A true economy starts with a seed

For nations, the lower long-term growth related to such losses might yield an average of 1.5 percent lower annual GDP for the remainder of the century. These economic losses would grow if schools are unable to re-start quickly.”
OECD

I am tired of the snake oil, the grifters, the liars, and the simply ignorant, all necessary for what we call the “global economy” to hum.

The economy, or the abstraction we call the economy, is doing immeasurable harm to countless beings, including humans. I do not care to prepare students for this. I am a public school teacher working in a public space to help students learn how to see, how to think.

Wheat from the backyard, grown by my two year old grandchild.

The word “economy” comes from Greek roots that mean, literally, to manage one’s household. “Global economy” is an oxymoron.

Every year some of my students plant the seeds to grow plants that bear food, using little more than calories from the sun, a patch of earth along the south side of our high school, the breath of living organisms that live in and around our neighborhood, and rain from the sky.

This is about as simple and local as an economy can be, and even this is complex beyond comprehension.
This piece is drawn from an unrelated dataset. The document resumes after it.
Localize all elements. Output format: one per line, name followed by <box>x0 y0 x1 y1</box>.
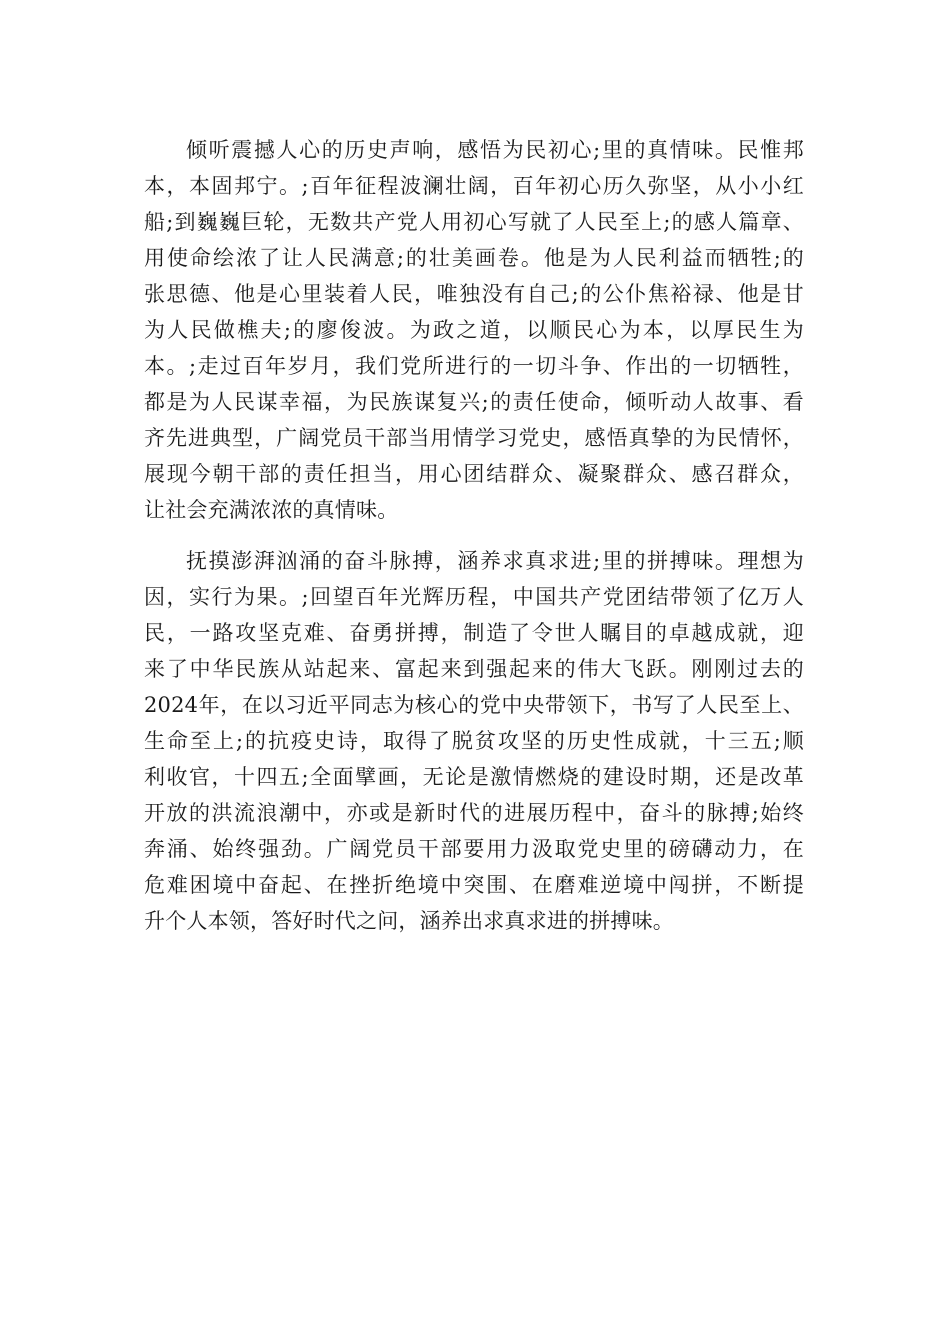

A teaspoon of decent soil holds a universe of mystery. We are, after all, a part of the mystery.

Winter black radishes, harvested less than a month ago.

A seed will sprout for anyone, rain is still free, and our sun’s energy fuels us all–the Big Mac could not exist without all three. The fourth piece, carbon dioxide, the “waste” we breathe out, is as much a part of this as the rest–what we waste becomes what we build. Life is a cycle.

A true economy has little waste.

When somebody else plants the seeds for you, lifts the shovel for you, poisons the ground for you, picks the harvest for you, slaughters the harvest for you, trucks the harvest for you, and you’ve lost the connection to the seed, you’ve lost your connection to life and to the living.

A global economy, such as it is, depends on us wresting a child from her roots. A decent education, a decent democracy, a decent life depends on those very same roots.

And right now too many of us are rootless.